Amelia Rowe

Personal information
- Born: 8 November 2006 (age 19)

Sport
- Sport: Athletics
- Event: Sprint

Achievements and titles
- Personal best(s): 400m: 52.49s (Perth, 2025)

Medal record
Women's athletics
Representing Australia
Oceania Championships
| Bronze medal – third place | 2024 Suva | 400 m |
World U20 Championships
| Silver medal – second place | 2024 Lima | 4x400 m relay |

= Amelia Rowe =

Australian athlete (born 2006)

Amelia Rowe (born 8 November 2006) is an Australian sprinter. She was the bronze medalist at the 2024 Oceania Athletics Championships over 400 metres.

==Early life==
She is from Perth, Australia. She became the Australian All Schools U18 champion over 200 metres.

==Career==
Rowe won the 400 metres at the Australian All Schools Championships in Perth in December 2023.

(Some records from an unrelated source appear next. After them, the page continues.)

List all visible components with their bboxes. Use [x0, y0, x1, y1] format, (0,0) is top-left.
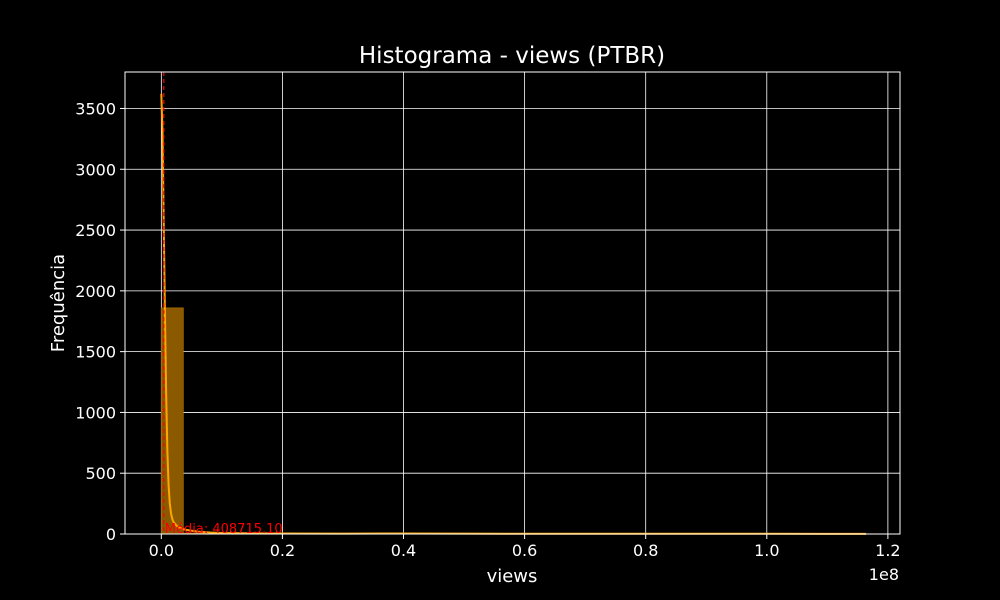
- y-axis-label: Frequência: [48, 254, 69, 352]
- y-tick-label: 1500: [75, 343, 116, 362]
- x-tick-label: 0.0: [149, 541, 174, 560]
- y-tick-label: 1000: [75, 403, 116, 422]
- mean-annotation: Média: 408715.10: [165, 522, 283, 537]
- x-tick-label: 0.4: [391, 541, 416, 560]
- axis-ticks: 0.0 0.2 0.4 0.6 0.8 1.0 1.2 0 500 1000 1500 2000 250…: [75, 99, 900, 560]
- y-tick-label: 0: [106, 525, 116, 544]
- x-tick-label: 1.0: [754, 541, 779, 560]
- x-axis-label: views: [487, 566, 538, 587]
- x-tick-label: 1.2: [875, 541, 900, 560]
- y-tick-label: 2000: [75, 282, 116, 301]
- y-tick-label: 3500: [75, 99, 116, 118]
- x-tick-label: 0.8: [633, 541, 658, 560]
- x-tick-label: 0.2: [270, 541, 295, 560]
- y-tick-label: 2500: [75, 221, 116, 240]
- chart-title: Histograma - views (PTBR): [359, 43, 665, 69]
- y-tick-label: 500: [85, 464, 116, 483]
- y-tick-label: 3000: [75, 160, 116, 179]
- x-tick-label: 0.6: [512, 541, 537, 560]
- x-offset-label: 1e8: [869, 565, 899, 584]
- grid: [125, 72, 900, 535]
- plot-frame: [124, 71, 901, 535]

In 2024, she win gold in the U20 400m final at the Australian Athletics Championships in Adelaide. She was subsequently selected for the 2024 Oceania Athletics Championships in Suva, Fiji, where she won the bronze medal in the individual 400 metres.

She won a silver medal with the Australian women's 4x400 metres relay team at the 2024 World Athletics U20 Championships in Lima, Peru.

She lowered her personal best to 52.83 seconds for the 400 metres at the Melbourne Invitational on 29 March 2025. She finished third at the Australian Athletics Championships over 400 metres in a personal best time of 52.49 seconds on 12 April 2025. She competed at the 2025 World Athletics Relays in China in the Women's 4 × 400 metres relay in May 2025.

She was selected for the Australian team for the 2025 World Athletics Championships in Tokyo, Japan.